20.08.2024 Von: Tobias Reisbeck
Innovationsmanagement

Innovationsstruktur – die strukturelle Ebene des Innovationsmanagements 

Erfolgreiches Innovationsmanagement spielt sich auf drei Ebenen ab: der funktionalen, der emotionalen und der strukturellen Ebene. Auf der funktionalen Ebene widmen wir uns den Fragen, WAS wir unter Innovation verstehen, was wir damit erreichen wollen. Auch die Frage, WIE Innovationen realisiert werden und welche Werkzeuge und Abläufe hierfür zur Verfügung stehen, ist Teil der funktionalen Ebene. Dagegen beleuchtet die emotionale Ebene des Innovationsmanagements die Aspekte der Kultur, der Führung und der Motivation von Mitarbeitern. Die strukturelle Ebene adressiert hingegen die Frage, welcher der passende Rahmen und welche die passenden strukturellen Voraussetzungen für erfolgreiches Innovationsmanagement sind. Es lohnt sich, dieser strukturellen Ebene einiges an Bedeutung zu schenken, denn sie kann Innovation nicht nur ermöglichen, sondern auch erleichtern. Sie legt den Rahmen fest, in dem Innovation stattfinden kann. Sie bestimmt in wesentlichem Masse, wie und in welchem Umfang und mit welchen Freiheitsgraden Innovation erfolgt und erfolgreich sein kann.

Zwei grundlegende Fähigkeiten: Exploit und Explore 

Innovationsfähigkeit 

Innovationsfähigkeit beinhaltet zwei unterschiedliche Arten von Fähigkeiten: die Fähigkeit, das vorhandene Potenzial auszuschöpfen (Exploit), und die Fähigkeit, Neues zu entdecken (Explore). Die Exploit-Fähigkeit steht dabei für die kleinen Schritte und die evolutionäre Weiterentwicklung des Unternehmens.
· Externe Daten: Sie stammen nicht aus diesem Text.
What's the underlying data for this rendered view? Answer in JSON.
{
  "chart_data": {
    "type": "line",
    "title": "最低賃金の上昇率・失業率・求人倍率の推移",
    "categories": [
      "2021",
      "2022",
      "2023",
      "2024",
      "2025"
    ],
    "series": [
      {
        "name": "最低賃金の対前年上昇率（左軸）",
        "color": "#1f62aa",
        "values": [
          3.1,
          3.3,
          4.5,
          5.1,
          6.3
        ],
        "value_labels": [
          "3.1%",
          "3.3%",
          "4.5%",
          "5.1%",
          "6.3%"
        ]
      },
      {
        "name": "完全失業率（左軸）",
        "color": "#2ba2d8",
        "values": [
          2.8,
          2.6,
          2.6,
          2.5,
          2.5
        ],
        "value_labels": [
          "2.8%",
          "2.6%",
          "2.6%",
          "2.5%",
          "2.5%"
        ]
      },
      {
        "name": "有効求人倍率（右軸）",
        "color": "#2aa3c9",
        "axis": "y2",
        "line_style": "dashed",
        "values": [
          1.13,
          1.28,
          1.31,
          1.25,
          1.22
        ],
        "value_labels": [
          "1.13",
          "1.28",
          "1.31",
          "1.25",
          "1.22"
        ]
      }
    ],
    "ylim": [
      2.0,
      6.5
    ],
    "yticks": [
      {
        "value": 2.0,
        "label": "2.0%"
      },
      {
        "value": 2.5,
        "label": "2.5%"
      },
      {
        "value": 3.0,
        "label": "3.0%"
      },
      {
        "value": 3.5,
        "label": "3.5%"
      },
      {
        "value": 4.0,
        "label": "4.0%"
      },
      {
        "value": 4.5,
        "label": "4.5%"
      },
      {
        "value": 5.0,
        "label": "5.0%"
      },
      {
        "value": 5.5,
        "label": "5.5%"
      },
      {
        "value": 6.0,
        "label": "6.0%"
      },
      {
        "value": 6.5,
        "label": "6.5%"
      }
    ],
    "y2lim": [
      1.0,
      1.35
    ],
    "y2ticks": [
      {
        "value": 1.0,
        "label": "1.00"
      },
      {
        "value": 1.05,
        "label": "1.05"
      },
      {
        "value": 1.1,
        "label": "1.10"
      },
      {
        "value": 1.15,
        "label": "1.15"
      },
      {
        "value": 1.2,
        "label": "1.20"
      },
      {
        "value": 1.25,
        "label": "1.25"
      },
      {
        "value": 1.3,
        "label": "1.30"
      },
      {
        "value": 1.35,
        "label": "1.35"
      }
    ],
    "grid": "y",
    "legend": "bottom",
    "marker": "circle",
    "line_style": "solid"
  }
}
Sie beschreibt die Fähigkeit, Situationen stabil und berechenbar zu gestalten und für ein hohes Mass an Effizienz zu sorgen. Mithilfe dieser Fähigkeit werden vorrangig inkrementelle Innovationen hervorgebracht. Diese verändern weder das Produkt noch den Markt wirklich wesentlich, sorgen aber für eine kontinuierliche Entwicklung des Unternehmens und seiner Produkte. Die Explore-Fähigkeit hingegen sorgt für grosse innovative Sprünge und einschneidende Veränderungen in Produkt und Markt. Sie beschreibt die Fähigkeit, flexibel auf die unterschiedlichsten Situationen und Anforderungen zu reagieren, und bringt radikalere Lösungen und Innovationen hervor. Mit einer Reihe von Fragen zur Selbstdiagnose erhält man einen Anhaltspunkt, auf welche der Fähigkeiten in einem Unternehmen mehr Gewicht gelegt wird: 

  • Wo liegt die Stärke Ihres Unternehmens? 
  • Setzt Ihr Unternehmen eher auf «Exploit», oder sind Sie von Haus aus eher der «Explore»-Typ von Unternehmen? 
  • Inwiefern ist das Ergebnis Ihrer Einschätzung genauso erwünscht und bewusst angestrebt? 
  • Wo liegen gewachsene Strukturen vor, die dieses Ergebnis bzw. dieses Handeln implizit vorgeben?

Innovationsstrukturen – Exploit- und Explore-Strukturen 

Die Strukturen einer Organisation setzen den Rahmen für Innovationen. Im Innovationsmanagement spricht man von zwei grundlegenden Strukturmodellen: Exploit-Strukturen (Ausschöpfungsstrukturen) und die Explore- Strukturen (Entdeckungsstrukturen). 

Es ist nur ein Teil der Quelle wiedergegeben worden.